Any personal representative or person nominated as personal representative who defends or prosecutes any proceeding in good faith, whether successful or not, or any interested person who successfully opposes the allowance of a will, is entitled to receive from the estate necessary expenses and disbursements including reasonable attorneys’ fees incurred. When after demand the personal representative refuses to prosecute or pursue a claim or asset of the estate or a claim is made against the personal representative on behalf of the estate and any interested person shall then by a separate attorney prosecute or pursue and recover such fund or asset for the benefit of the estate, or when, and to the extent that, the services of an attorney for any interested person contribute to the benefit of the estate, as such, as distinguished from the personal benefit of such person, such attorney shall be paid such compensation from the estate as the court shall deem just and reasonable and commensurate with the benefit to the estate from the recovery so made or from such services.

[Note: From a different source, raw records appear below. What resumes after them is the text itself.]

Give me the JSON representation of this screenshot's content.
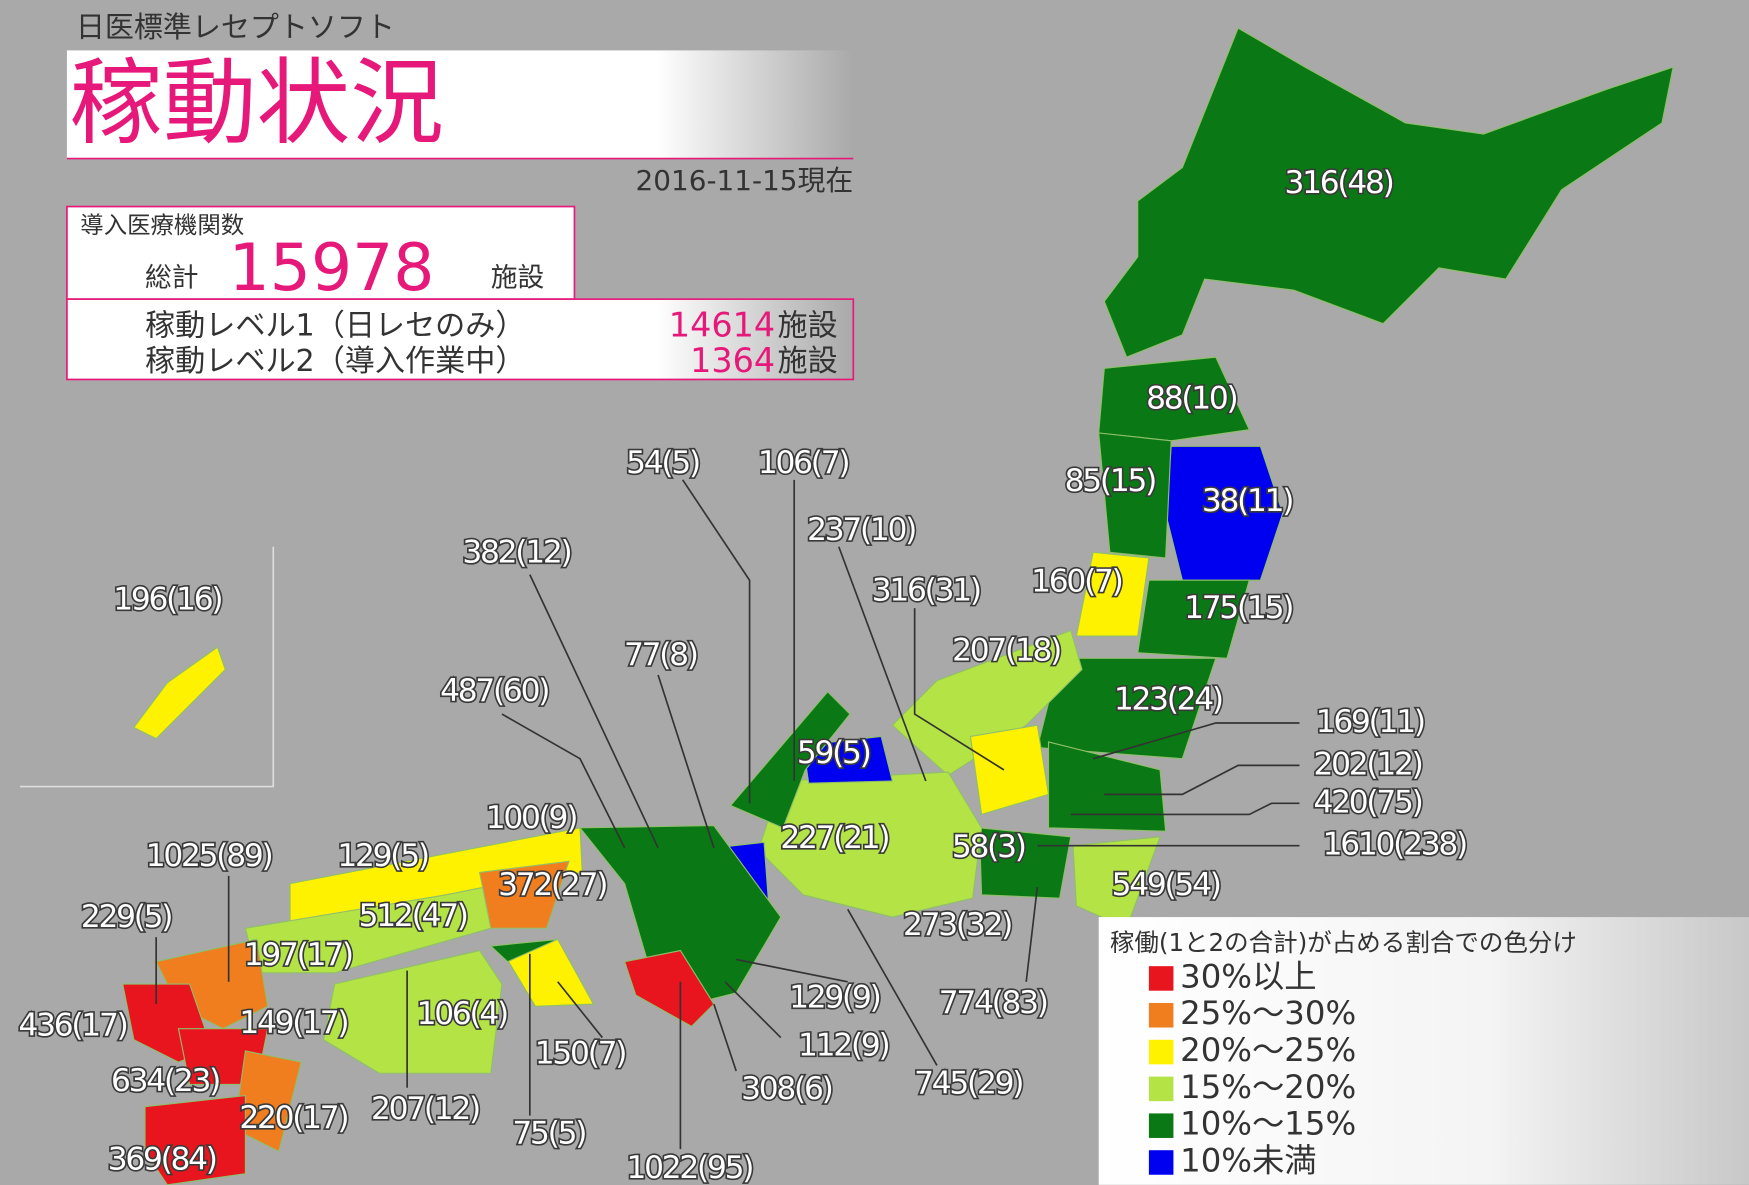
{
  "header": {
    "brand": "日医標準レセプトソフト",
    "title": "稼動状況",
    "date": "2016-11-15現在"
  },
  "total": {
    "heading": "導入医療機関数",
    "label": "総計",
    "value": 15978,
    "unit": "施設"
  },
  "levels": [
    {
      "label": "稼動レベル1（日レセのみ）",
      "value": 14614,
      "unit": "施設"
    },
    {
      "label": "稼動レベル2（導入作業中）",
      "value": 1364,
      "unit": "施設"
    }
  ],
  "legend": {
    "title": "稼働(1と2の合計)が占める割合での色分け",
    "items": [
      {
        "label": "30%以上",
        "color": "#e8141e"
      },
      {
        "label": "25%～30%",
        "color": "#f07d1e"
      },
      {
        "label": "20%～25%",
        "color": "#fff200"
      },
      {
        "label": "15%～20%",
        "color": "#b4e346"
      },
      {
        "label": "10%～15%",
        "color": "#0a7814"
      },
      {
        "label": "10%未満",
        "color": "#0000f0"
      }
    ]
  },
  "labels": [
    "316(48)",
    "88(10)",
    "85(15)",
    "38(11)",
    "160(7)",
    "175(15)",
    "316(31)",
    "207(18)",
    "237(10)",
    "106(7)",
    "54(5)",
    "382(12)",
    "196(16)",
    "77(8)",
    "487(60)",
    "123(24)",
    "169(11)",
    "202(12)",
    "420(75)",
    "1610(238)",
    "59(5)",
    "100(9)",
    "227(21)",
    "58(3)",
    "1025(89)",
    "129(5)",
    "372(27)",
    "549(54)",
    "229(5)",
    "512(47)",
    "273(32)",
    "197(17)",
    "774(83)",
    "129(9)",
    "436(17)",
    "149(17)",
    "106(4)",
    "112(9)",
    "150(7)",
    "634(23)",
    "308(6)",
    "745(29)",
    "220(17)",
    "207(12)",
    "75(5)",
    "369(84)",
    "1022(95)"
  ]
}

After notice to all interested persons or on petition of an interested person or on appropriate motion if administration is supervised, the propriety of employment of any person by a personal representative including any attorney, auditor, investment advisor or other specialized agent or assistant, the reasonableness of the compensation of any person so employed, or the reasonableness of the compensation determined by the personal representative for personal representative services, may be reviewed by the court. Any person who has received excessive compensation from an estate for services rendered may be ordered to make appropriate refunds.